Khoi Vinh’s review published on Letterboxd:
It’s hard to think of another franchise that so regularly under-promises and overdelivers. Its very premise of a post-mankind Earth dominated by talking primates has for five decades been kind of a running joke, and yet the actual movies themselves are consistently thoughtful and even provocative. The previous three in the long running series, the “Caesar trilogy,” have come to be highly regarded and I enjoyed all of them, but for whatever reason I brought very, very low expectations going into each one, and each time I was pleasantly surprised. Perhaps the secret here is that, as well made as these movies have been, they’re also weirdly forgettable. Sitting down for “Kingdom,” I could barely remember anything that happened in its immediate predecessor, much less the two earlier ones. And perhaps for that reason I found this newest entry to be, once again, surprisingly thoughtful and provocative.
For sure it’s shaggy and not particularly airtight in terms of narrative logic. But it’s well-made and entertaining throughout—and well acted too. Even the inexplicably and absurdly attractive Freya Allan (talk about “faces that have seen a smartphone”), whom I scoffed at when I saw the trailer, pulls off an agreeably weighty performance in a role that no one would argue was thought through with great care. There are some great ape performances here too, particularly Peter Macon as Raka.
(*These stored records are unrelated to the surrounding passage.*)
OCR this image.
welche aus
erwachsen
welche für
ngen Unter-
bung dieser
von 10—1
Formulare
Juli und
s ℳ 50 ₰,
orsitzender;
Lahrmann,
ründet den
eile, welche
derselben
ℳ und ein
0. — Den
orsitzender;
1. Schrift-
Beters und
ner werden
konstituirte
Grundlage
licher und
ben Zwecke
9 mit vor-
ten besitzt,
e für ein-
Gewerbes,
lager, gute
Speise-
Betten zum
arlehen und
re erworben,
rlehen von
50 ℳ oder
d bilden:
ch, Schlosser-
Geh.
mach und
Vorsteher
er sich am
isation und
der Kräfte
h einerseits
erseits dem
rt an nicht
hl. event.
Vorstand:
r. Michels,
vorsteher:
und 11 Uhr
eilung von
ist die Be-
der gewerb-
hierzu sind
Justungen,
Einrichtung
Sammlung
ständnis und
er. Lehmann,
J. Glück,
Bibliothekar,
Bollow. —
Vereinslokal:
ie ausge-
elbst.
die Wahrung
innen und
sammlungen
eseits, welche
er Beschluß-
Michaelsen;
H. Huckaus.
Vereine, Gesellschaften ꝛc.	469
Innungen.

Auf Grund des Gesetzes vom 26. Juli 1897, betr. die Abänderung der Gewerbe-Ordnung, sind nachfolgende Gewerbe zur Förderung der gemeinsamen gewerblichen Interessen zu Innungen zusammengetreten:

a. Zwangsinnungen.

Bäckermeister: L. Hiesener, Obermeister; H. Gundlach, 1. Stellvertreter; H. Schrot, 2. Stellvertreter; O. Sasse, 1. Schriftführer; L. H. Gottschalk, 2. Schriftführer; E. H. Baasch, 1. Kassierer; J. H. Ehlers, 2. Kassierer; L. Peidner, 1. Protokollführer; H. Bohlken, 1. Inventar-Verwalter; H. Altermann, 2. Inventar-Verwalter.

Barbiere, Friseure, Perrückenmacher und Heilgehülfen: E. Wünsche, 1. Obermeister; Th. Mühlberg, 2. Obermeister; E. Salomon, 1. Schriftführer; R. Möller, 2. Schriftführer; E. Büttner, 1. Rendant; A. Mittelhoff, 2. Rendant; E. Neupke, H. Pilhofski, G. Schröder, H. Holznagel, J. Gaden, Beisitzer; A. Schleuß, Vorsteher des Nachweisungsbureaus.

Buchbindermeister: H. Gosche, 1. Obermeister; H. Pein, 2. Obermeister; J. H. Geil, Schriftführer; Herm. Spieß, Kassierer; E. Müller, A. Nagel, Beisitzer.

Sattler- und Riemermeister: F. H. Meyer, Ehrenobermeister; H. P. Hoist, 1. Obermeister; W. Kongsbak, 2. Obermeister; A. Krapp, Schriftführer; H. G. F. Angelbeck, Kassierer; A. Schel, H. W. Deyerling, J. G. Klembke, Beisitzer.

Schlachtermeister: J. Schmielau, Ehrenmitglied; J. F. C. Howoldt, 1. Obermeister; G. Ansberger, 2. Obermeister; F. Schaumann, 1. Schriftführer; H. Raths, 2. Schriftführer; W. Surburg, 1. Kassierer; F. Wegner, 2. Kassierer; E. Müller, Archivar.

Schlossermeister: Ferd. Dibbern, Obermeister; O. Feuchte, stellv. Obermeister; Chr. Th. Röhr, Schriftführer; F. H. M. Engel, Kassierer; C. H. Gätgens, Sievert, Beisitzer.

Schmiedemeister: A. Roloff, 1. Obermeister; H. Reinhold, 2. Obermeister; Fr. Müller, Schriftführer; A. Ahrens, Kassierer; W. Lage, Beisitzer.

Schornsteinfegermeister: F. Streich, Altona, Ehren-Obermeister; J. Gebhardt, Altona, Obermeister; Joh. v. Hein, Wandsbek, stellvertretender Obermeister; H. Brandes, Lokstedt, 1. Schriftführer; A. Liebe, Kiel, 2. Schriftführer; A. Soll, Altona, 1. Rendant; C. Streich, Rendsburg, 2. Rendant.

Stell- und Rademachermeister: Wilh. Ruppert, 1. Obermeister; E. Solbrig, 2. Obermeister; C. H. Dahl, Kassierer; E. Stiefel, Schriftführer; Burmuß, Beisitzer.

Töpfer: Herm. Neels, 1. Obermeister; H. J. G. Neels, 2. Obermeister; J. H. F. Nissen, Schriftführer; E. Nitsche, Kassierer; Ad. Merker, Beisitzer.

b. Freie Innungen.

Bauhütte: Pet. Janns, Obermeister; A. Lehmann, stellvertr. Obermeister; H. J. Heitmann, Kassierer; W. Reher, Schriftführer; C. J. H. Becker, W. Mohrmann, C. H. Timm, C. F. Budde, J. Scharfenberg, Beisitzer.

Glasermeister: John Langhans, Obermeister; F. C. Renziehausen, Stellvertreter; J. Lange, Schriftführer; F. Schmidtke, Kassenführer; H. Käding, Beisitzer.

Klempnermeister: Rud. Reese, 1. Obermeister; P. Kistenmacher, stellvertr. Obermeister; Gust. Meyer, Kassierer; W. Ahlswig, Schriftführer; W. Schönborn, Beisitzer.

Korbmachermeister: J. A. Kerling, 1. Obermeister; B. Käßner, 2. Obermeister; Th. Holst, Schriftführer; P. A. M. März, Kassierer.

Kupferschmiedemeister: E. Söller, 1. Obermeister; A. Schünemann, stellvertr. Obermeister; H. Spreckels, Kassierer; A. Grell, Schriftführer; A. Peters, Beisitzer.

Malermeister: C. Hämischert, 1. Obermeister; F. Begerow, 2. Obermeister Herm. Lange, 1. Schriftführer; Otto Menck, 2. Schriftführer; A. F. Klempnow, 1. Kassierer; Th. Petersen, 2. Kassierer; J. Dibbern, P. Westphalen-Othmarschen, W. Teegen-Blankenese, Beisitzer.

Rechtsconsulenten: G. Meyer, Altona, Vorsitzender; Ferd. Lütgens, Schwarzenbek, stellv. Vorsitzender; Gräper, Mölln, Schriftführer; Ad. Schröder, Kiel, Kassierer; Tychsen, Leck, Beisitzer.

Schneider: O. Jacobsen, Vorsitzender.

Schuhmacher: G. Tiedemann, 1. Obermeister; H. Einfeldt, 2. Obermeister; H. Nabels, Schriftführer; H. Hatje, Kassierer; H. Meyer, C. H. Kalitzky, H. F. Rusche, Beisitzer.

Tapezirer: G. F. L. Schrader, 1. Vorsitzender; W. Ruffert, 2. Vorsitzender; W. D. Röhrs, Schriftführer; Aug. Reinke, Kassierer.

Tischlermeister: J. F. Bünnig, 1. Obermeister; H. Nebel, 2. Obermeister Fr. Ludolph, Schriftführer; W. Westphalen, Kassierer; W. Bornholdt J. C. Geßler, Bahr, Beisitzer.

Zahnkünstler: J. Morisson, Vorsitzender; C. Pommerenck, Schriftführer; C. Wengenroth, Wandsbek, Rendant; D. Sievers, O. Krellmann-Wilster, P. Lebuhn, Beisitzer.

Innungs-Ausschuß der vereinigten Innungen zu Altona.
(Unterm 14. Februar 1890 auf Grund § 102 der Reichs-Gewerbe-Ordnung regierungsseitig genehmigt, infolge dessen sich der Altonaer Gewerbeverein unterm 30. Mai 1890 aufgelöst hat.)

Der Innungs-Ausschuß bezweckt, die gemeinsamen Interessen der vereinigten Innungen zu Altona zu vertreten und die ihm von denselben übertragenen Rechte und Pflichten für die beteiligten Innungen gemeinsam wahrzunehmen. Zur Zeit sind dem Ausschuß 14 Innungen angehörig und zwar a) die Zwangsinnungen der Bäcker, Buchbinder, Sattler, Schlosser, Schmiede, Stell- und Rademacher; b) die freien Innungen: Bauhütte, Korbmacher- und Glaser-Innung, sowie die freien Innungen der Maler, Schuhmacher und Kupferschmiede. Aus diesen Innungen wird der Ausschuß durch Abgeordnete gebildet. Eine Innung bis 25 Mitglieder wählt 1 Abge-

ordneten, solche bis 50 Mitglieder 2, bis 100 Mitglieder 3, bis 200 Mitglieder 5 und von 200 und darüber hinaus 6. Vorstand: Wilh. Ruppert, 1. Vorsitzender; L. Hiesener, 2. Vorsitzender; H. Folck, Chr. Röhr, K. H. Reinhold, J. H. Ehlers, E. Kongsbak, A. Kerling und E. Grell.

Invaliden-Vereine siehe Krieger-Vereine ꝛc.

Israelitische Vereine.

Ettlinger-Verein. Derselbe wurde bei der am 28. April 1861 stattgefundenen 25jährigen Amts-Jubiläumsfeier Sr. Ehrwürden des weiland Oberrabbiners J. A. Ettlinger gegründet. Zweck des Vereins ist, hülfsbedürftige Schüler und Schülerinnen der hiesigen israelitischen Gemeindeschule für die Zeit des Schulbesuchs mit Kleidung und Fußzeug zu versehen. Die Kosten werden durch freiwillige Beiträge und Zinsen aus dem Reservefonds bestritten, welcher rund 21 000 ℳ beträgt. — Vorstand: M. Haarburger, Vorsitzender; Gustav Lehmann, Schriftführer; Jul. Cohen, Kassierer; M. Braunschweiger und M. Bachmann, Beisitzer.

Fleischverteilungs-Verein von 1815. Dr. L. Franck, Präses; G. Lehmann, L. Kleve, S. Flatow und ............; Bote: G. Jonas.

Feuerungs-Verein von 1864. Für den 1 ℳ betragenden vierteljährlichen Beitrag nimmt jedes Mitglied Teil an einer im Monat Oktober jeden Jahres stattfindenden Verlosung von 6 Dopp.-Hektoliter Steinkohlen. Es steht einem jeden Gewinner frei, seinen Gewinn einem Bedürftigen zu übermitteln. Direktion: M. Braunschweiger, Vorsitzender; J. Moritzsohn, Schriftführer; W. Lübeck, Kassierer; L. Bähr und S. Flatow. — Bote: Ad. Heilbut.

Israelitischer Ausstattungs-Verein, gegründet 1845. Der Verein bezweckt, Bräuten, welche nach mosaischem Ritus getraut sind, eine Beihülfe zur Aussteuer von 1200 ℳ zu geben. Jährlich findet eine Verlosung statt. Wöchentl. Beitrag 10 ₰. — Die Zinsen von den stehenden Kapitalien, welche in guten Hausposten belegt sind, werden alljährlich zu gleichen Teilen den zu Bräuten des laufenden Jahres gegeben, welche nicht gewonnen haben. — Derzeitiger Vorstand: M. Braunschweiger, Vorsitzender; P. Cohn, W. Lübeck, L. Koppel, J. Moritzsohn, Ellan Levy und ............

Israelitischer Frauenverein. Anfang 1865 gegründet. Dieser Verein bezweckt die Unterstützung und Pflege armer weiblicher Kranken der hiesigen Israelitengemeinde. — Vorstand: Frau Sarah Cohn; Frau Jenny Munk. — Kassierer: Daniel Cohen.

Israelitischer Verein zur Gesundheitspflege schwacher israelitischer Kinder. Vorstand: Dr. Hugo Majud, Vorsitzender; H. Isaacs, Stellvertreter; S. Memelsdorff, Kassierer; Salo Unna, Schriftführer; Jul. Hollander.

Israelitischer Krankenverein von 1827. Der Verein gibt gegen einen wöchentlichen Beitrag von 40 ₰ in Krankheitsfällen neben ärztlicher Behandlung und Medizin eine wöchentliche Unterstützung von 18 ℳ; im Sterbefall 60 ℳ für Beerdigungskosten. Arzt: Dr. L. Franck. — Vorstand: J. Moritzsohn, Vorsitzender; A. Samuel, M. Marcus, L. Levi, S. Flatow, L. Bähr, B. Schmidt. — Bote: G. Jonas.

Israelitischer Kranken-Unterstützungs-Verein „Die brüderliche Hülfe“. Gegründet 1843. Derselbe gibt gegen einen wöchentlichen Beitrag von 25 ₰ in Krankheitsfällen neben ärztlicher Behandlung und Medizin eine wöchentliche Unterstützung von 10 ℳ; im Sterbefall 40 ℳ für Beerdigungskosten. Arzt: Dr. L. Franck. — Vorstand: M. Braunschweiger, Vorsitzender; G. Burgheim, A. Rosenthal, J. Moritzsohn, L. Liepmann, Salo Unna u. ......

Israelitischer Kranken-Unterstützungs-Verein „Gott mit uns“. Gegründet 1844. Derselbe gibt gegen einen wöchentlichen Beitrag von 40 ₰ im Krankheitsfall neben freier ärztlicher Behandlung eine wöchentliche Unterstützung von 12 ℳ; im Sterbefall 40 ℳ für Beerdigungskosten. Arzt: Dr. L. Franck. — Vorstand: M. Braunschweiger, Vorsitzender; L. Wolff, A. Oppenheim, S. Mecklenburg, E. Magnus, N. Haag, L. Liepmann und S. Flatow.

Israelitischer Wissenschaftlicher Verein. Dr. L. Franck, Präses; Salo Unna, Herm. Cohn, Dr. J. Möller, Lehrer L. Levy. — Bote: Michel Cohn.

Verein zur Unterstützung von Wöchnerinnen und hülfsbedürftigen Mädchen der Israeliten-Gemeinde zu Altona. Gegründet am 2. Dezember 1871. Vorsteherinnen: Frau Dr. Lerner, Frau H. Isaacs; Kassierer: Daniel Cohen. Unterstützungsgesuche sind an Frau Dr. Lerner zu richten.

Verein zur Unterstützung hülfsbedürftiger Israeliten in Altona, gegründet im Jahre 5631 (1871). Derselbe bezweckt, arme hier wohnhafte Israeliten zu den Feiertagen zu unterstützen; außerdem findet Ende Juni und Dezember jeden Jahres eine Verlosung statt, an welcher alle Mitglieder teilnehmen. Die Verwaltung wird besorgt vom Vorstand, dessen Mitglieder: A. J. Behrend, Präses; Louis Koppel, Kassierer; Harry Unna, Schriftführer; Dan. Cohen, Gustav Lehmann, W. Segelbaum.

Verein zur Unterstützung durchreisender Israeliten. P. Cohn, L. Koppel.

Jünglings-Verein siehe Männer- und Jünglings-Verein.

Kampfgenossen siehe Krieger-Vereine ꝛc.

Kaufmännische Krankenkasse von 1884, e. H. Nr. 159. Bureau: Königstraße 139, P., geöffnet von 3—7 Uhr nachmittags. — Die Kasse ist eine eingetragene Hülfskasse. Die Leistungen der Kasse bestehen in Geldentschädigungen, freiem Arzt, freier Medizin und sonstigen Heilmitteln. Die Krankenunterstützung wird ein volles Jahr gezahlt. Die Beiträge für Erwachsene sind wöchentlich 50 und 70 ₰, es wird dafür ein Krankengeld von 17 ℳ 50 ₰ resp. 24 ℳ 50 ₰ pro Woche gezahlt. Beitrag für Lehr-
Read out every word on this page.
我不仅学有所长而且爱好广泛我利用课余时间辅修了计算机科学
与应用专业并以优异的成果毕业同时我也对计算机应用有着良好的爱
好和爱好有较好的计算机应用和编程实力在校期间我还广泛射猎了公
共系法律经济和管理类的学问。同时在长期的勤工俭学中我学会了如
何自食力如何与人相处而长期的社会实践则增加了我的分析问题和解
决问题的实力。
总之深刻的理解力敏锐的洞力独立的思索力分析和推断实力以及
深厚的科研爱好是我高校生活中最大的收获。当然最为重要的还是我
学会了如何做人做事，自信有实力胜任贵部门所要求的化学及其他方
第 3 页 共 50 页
But what I enjoyed most here was the film’s unusually high quotient of ambiguity. Whether by design or accident, the third act is notably absent of the typical Hollywood signaling when it comes to who to root for. There’s a bad guy, to be sure, but it’s also not at all clear that any of the factions involved in this fairly straightforward plot of tribalism gone awry is in the right. For this reason some people have accused director Wes Ball of shying away from asserting a strong point of view, but I genuinely relished not being told what to think and feel. Again, this might in fact be the function of an incoherently structured plot, as some have suggested, but there is so much of it present, and the movie seems to be fully immersing itself in this abundant ambivalence so thoroughly, that whatever the explanation I found the end result remarkable, especially for a big studio blockbuster.
Saw it at the Alamo Drafthouse in Brooklyn where they’ve just started to replace shared tables with individual seat trays. Bummer.